Includere il diritto di proprietà come diritto naturale sancisce un rapporto di dominio nei confronti della terra; di più: l’altro assioma a cui noi siamo in qualche modo affezionati  ma di cui non ci rendiamo conto quando guardiamo alla natura è la riproducibilità infinita delle risorse naturali. Io prelievo e le risorse si producono: io taglio un albero, tanto ricresce; attingo dal fiume, tanto il fiume continua a scorrere. Pesco, ma tanto i pesci si riproducono. Questa idea della riproduzione infinita delle risorse naturali si scontra oggi con la realtà. Non è più così, ma fino a ieri e ancora oggi la diamo per scontata, perché noi il nostro modello di produzione e consumo non l’abbiamo cambiato, diamo ancora uno sguardo alla natura fondato su questi tre principi.

Un rapporto di schiavitù

Qual è il terzo? È un rapporto tra uomo e natura sostanzialmente di schiavitù. La schiavitù prevede che tu schiavo mi debba essere fedele in tutto e per tutto, pena la morte, ma io posso essere infedele a te perché ti posso anche vendere. Questo è il rapporto di schiavitù ed è così con la proprietà delle risorse naturali: le sfrutto, le posso cedere, le posso chiudere…

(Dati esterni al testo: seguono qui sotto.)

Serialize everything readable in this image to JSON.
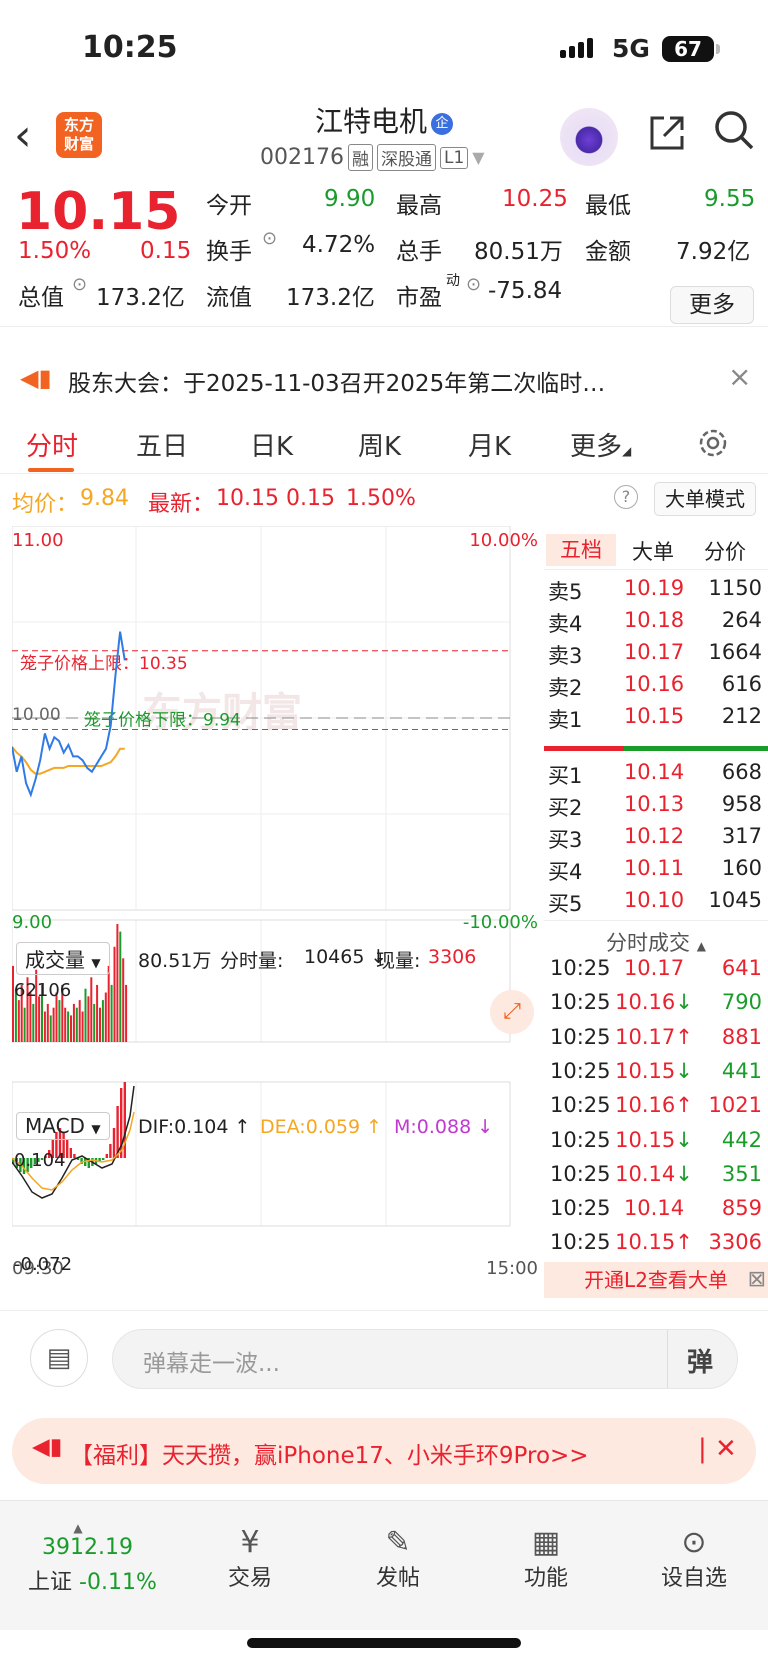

In realtà proprio il modello di produzione e consumo in cui siamo immersi è viziato da questi tre assiomi iniziali, da questi tre modelli di interpretazione della natura: la natura si riproduce all’infinito, la natura è mia e la natura è mia schiava.

Questo rapporto tra uomo e natura certamente non è in linea col dettato biblico: da nessuna parte si trova questo, anzi si trova il suo contrario. Nella Laudato Si’ papa Francesco (siamo nel 2015, esce in concomitanza con il summit di Parigi sul clima) dice chiaramente: sbaglia chi pensa che Dio abbia messo a disposizione la terra all’uomo perché ne facesse quel che vuole. Siamo custodi, non proprietari: siamo chiamati a gestire le risorse per poterle lasciare in eredità a chi viene dopo di noi. Non siamo chiamati a rapinare ciò che ci è stato dato a disposizione. Ma fino a ieri, anzi – ahimè – fino ad oggi le cose vanno diversamente.

La macchina che è stata messa in moto, questa macchina di produzione e consumo, è una macchina che non ha colore, nel senso che ogni distretto del mondo ormai è improntato a questo modello. Che si parli di Cina, di Russia, di Stati Uniti, di Europa, tutto il mondo va verso lo stesso modello. Anzi, si è improntato allo stesso modello di produzione e consumo: non c’è un’ideologia politica dietro; peggio, c’è un’impronta antropologica ed è quello che personalmente mi fa più paura perché è molto più difficile rimuovere questo modello.